In yet another redesign of the mobile app that will be released next summer, Black says the number of functions will probably be cut back to 12 or 14 because of the amount of staff time needed to maintain those functions. “We found there’s a continual curation of information,” Black says. “While it was nice and jazzy at the time, some of it needs a lot of work to keep up.” Maintaining the tile for class analytics, for example, meant that a staff member had to update
Stanford’s statistical information, such as data on gender and ethnicity kept over a ten-year period. “I just realized I didn’t have the resources,” Black says.

New Look for the iPad

Stanford decided to create a new design for its iPad app, which was released last fall, so that students would have a different experience than with its iPhone app. “We were just trying to excite the students a little bit and developed some special functions for that purpose,” Black says.
Of the 12 tiles on the iPad app are several that are not available on the iPhone. One is an ePortfolio provided by Pathbrite, a San Francisco company, which allows students to share term papers or class projects with potential employers.

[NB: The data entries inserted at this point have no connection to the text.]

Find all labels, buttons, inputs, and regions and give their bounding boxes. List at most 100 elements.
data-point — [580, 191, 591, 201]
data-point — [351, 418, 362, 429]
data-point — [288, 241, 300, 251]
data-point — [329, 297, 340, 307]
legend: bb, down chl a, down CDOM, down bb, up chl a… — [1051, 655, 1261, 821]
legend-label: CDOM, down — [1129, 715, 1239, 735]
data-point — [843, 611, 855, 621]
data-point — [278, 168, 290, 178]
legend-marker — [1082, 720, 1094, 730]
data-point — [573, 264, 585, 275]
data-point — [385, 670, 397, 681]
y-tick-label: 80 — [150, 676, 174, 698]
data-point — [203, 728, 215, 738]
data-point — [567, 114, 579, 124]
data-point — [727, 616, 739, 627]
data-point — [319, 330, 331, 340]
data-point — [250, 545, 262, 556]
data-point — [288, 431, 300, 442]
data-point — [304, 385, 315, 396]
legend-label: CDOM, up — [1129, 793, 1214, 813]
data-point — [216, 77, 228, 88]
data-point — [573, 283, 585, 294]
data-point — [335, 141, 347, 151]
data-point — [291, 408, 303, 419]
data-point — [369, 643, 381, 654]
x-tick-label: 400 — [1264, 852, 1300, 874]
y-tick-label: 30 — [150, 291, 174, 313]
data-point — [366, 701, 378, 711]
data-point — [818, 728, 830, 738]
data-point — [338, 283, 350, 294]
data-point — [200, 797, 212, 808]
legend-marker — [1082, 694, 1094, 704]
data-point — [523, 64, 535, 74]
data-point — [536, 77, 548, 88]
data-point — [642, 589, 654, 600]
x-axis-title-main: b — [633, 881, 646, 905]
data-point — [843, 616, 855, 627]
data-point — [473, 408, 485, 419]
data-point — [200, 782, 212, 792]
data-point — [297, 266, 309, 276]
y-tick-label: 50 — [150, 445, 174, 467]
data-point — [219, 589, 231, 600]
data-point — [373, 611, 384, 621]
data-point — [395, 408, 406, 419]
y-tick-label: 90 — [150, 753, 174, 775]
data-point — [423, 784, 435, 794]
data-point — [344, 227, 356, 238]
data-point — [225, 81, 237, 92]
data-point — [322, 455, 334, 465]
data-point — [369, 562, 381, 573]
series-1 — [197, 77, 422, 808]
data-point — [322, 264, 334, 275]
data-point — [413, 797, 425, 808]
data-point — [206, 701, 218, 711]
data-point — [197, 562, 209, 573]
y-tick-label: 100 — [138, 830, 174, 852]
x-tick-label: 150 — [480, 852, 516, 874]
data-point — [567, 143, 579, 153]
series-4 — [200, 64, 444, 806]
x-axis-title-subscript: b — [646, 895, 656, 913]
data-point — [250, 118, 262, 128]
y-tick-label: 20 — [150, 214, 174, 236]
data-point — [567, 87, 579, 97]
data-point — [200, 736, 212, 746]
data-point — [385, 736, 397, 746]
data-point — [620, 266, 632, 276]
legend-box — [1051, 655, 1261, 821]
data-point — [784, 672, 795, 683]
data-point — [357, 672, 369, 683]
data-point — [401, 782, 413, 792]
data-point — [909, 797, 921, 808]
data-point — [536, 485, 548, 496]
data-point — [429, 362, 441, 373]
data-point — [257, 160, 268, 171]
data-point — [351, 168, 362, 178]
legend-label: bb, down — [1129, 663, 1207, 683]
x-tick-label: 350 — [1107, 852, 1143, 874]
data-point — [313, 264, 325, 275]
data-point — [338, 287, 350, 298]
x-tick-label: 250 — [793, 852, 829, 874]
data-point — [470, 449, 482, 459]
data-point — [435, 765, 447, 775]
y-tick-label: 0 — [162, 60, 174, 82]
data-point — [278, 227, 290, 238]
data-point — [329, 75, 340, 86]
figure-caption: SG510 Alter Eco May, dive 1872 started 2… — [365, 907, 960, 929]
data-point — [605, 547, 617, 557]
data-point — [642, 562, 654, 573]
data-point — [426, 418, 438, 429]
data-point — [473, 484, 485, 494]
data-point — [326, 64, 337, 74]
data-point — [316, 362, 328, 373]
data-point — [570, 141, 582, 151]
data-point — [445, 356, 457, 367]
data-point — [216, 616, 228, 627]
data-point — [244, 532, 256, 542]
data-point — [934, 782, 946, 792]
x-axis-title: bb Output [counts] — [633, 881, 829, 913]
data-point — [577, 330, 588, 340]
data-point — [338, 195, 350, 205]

Another new function that will launch this summer is iStanford +,which will allow students to upload apps they’ve developed. Black is calling it an “app incubator” that will encourage students to create cutting-edge innovation.
“If you download university mobile apps, and I’ve downloaded hundreds of them, you’re going to find there’s a static set of functions they provide,” Black says. “We’re going to take a different path. We’ll have a set of standard apps, but we’re going to stand out from that core set of navigations with this ever-evolving and changing app environment that may turn you on to something that you’ve never experienced before.”